Avrupa Birliği Ülkelerinde İç Güvenlik Stratejisi

Kaynak: “Avrupa Birliği Ülkelerinde İç Güvenlik Stratejisi “dokümanı
A.B.D de yaşanan 11 Eylül saldırısı sonrası ağırlıklı olarak gündeme gelen ve artan güvenlik ihtiyaçlarının yanı sıra oluşabilecek asimetrik ve global tehditler tüm dünyada olduğu gibi Avrupa Birliği ülkelerinde de güvenliğe olan talebi arttırmıştır.
Bu gün tüm ülkeler de hiç şüphesiz sınır ötesi tehditlere karşı organize olmadan tek başlarına mücadele etmelerinin mümkün olamayacağı kanaati hakimdir.

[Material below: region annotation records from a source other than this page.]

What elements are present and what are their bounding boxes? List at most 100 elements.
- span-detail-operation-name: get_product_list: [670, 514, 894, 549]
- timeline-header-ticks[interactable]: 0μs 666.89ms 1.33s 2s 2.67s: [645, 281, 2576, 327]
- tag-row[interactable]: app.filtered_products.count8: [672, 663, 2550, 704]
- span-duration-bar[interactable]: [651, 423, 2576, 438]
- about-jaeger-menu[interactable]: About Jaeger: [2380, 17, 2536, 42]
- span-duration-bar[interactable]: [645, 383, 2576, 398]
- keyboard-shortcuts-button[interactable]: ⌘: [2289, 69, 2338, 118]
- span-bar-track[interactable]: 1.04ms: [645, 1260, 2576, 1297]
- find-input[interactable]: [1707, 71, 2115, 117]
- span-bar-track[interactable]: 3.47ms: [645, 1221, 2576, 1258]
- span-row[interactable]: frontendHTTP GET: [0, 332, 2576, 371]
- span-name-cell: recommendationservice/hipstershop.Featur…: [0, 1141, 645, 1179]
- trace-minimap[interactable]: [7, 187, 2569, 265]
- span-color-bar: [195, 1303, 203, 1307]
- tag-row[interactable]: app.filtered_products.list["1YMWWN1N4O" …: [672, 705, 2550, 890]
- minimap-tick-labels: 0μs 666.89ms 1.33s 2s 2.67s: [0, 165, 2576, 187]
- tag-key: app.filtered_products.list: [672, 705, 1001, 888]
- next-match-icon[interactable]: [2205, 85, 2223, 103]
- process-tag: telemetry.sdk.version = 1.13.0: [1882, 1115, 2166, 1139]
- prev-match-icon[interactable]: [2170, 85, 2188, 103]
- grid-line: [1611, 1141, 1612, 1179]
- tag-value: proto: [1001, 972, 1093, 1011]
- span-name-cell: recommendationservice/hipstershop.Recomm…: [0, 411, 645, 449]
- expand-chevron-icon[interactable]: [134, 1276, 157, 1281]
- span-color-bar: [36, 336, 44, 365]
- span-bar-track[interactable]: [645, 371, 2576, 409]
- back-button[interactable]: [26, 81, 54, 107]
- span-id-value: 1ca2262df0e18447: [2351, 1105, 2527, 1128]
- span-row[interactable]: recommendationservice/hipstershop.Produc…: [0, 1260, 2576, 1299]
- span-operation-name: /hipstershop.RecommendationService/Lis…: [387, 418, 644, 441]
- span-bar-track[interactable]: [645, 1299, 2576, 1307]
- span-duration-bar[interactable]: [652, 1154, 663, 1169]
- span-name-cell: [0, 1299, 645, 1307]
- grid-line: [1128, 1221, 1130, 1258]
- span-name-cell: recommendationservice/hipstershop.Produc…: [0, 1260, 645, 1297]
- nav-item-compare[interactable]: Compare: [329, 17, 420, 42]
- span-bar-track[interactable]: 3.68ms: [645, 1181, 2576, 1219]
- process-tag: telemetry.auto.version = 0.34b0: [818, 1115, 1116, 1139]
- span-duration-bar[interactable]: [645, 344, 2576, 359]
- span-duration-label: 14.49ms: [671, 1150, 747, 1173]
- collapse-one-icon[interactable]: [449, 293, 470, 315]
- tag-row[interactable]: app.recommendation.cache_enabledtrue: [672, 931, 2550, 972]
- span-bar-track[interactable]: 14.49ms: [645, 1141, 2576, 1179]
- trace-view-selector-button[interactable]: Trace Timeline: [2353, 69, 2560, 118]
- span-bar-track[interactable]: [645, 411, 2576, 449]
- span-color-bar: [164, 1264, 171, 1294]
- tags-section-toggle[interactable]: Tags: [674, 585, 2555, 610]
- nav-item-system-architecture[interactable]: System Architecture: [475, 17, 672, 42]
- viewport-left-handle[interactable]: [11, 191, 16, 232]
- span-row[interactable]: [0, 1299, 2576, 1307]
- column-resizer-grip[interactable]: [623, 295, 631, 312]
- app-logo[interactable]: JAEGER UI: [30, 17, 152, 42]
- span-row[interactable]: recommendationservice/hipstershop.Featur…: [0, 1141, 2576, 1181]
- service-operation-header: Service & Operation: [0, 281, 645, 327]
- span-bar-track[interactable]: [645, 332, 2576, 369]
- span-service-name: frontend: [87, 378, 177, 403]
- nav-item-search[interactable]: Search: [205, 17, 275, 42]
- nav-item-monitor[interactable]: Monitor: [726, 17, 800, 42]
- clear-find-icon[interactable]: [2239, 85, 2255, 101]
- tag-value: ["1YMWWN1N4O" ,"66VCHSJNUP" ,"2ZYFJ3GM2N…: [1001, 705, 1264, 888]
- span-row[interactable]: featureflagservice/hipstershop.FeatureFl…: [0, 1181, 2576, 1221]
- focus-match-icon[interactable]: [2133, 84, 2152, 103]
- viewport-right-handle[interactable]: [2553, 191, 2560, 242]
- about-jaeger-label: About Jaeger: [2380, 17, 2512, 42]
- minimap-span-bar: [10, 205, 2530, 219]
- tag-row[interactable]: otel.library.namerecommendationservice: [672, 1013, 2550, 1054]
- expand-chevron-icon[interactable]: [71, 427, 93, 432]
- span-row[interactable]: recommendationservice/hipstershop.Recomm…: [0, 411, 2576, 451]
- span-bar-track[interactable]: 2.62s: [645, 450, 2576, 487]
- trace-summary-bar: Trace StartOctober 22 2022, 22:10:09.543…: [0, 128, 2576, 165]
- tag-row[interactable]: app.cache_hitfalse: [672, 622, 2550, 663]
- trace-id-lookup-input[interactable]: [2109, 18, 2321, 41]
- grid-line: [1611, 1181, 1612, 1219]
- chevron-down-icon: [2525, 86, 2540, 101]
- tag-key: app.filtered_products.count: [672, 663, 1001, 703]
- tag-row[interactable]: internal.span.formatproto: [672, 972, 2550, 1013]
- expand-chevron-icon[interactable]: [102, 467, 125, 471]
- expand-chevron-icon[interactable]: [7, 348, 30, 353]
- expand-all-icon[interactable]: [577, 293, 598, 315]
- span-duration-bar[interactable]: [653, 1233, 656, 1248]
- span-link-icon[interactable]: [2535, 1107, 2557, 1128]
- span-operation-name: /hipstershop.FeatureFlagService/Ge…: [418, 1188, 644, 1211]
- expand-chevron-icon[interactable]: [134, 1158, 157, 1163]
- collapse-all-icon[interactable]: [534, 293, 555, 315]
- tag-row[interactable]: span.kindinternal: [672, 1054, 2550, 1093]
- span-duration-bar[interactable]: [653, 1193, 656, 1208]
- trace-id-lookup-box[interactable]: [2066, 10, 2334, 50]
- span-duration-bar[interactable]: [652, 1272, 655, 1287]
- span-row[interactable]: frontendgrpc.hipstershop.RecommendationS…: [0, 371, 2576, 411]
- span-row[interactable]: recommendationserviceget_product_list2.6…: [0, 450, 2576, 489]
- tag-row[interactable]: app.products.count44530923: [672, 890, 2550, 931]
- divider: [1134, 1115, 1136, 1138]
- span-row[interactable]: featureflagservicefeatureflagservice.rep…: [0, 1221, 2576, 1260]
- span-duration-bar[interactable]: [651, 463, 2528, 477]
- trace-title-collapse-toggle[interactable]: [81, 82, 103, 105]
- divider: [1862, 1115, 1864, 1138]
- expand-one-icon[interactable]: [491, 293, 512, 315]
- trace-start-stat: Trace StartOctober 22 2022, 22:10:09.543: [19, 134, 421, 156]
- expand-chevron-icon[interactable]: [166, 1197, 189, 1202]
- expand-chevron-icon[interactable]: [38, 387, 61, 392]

Avrupa güvenliğine ilişkin; Lizbon anlaşması ve Stockholm programları kapsamında bir iç güvenlik stratejisinin oluşturulması konusunda Avrupa Birliği Komisyonu’nda 22 Kasım 2010 tarihinde nihai bir karar tesis edilmiş ve konu Avrupa Parlamentosu ve Konseyine iletilmiştir.
Avrupa Birliği Komisyonunda oluşturulan ”Avrupa Birliği Ülkelerinde İç Güvenlik Stratejisi “ ne göre ve daha güvenli bir Avrupa için konulan hedefler:
-Uluslar arası suç şebekelerinin dağıtılması,
-Terörizmin önlenmesi; bu bağlamda ülkelerin güçlenmesi,
-Siber alanda vatandaşlar ve işletmelerin güvenliklerini arttırıcı tedbirlerin alınması,
-Sınır Güvenliğinin sağlanması
-Ülkelerin krizlere ve felaketlere karşı dirençlerinin arttırılması;
olarak belirlenmiştir.
Değişen şartlar nedeniyle tehdit algılamasında ki değişim ve gelişime önem vermenin yanı sıra Avrupa Birliğinde işbirliği çalışmalarını arttırmak ve bu bağlamda Avrupa Birliği ülkelerinde kurumlar, makamlar ve birimlerde güçlerin birleştirilmesi ile” Avrupa Birliği İç Güvenlik Stratejisi”nin koordineli olarak uygulanması kararı verilmiştir.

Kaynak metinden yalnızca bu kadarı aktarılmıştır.